Department of Psychology, University of Chicago.

2 papers in the library · 54 citations · publishing 2023-2024

Papers

The acute effects of psychoactive drugs on emotional episodic memory encoding, consolidation, and retrieval: A comprehensive review.

Neuroscience and biobehavioral reviews July 1, 2023 Manoj K Doss, Harriet de Wit, David A Gallo 30 citations

Psychoactive drugs affect emotional episodic memory at three stages: encoding, consolidation, and retrieval. Drugs given before encoding can impair (e.g., alcohol, benzodiazepines, THC, ketamine), enhance (e.g., dextroamphetamine), or both impair and enhance (e.g., MDMA) emotional memories compared to neutral ones. Sedatives given after encoding can preferentially boost emotional memories during consolidation, but this selectivity may weaken or reverse over time. Retrieving memories under THC, dextroamphetamine, MDMA, or sedatives can distort memory, especially for positive emotional content. The review proposes neural mechanisms and discusses how these effects might influence drug use and abuse.

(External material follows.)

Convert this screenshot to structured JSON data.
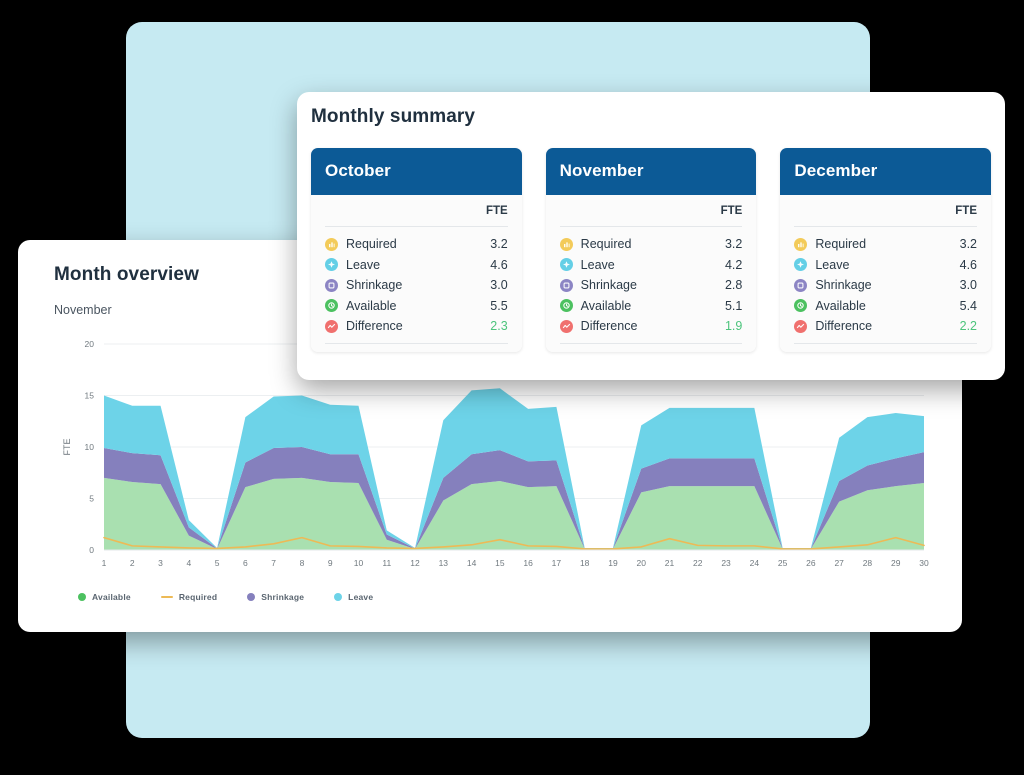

Unique effects of sedatives, dissociatives, psychedelics, stimulants, and cannabinoids on episodic memory: A review and reanalysis of acute drug effects on recollection, familiarity, and metamemory.

Psychological review March 1, 2024 Manoj K Doss, Jason Samaha, Frederick S Barrett et al. 24 citations

Psychoactive drugs produce unique subjective states, but their effects on episodic memory often overlap. This reanalysis of 10 data sets (28 drug conditions) used signal detection models to separate three memory processes: recollection (retrieving specific details), familiarity (recognizing without details), and metamemory (introspecting about memory accuracy). Sedatives impaired both recollection and familiarity during encoding but enhanced recollection during consolidation. Dissociatives and cannabinoids impaired recollection during encoding, and cannabinoids increased false recollections during retrieval. Psychedelics impaired recollection during encoding but tended to enhance familiarity. Stimulants enhanced metamemory during encoding and retrieval but impaired metamemory during consolidation. These distinct patterns help explain drug-specific phenomena like sedative-induced blackouts and psychedelic presque vu, and suggest that memory quantity and stability influence metamemory.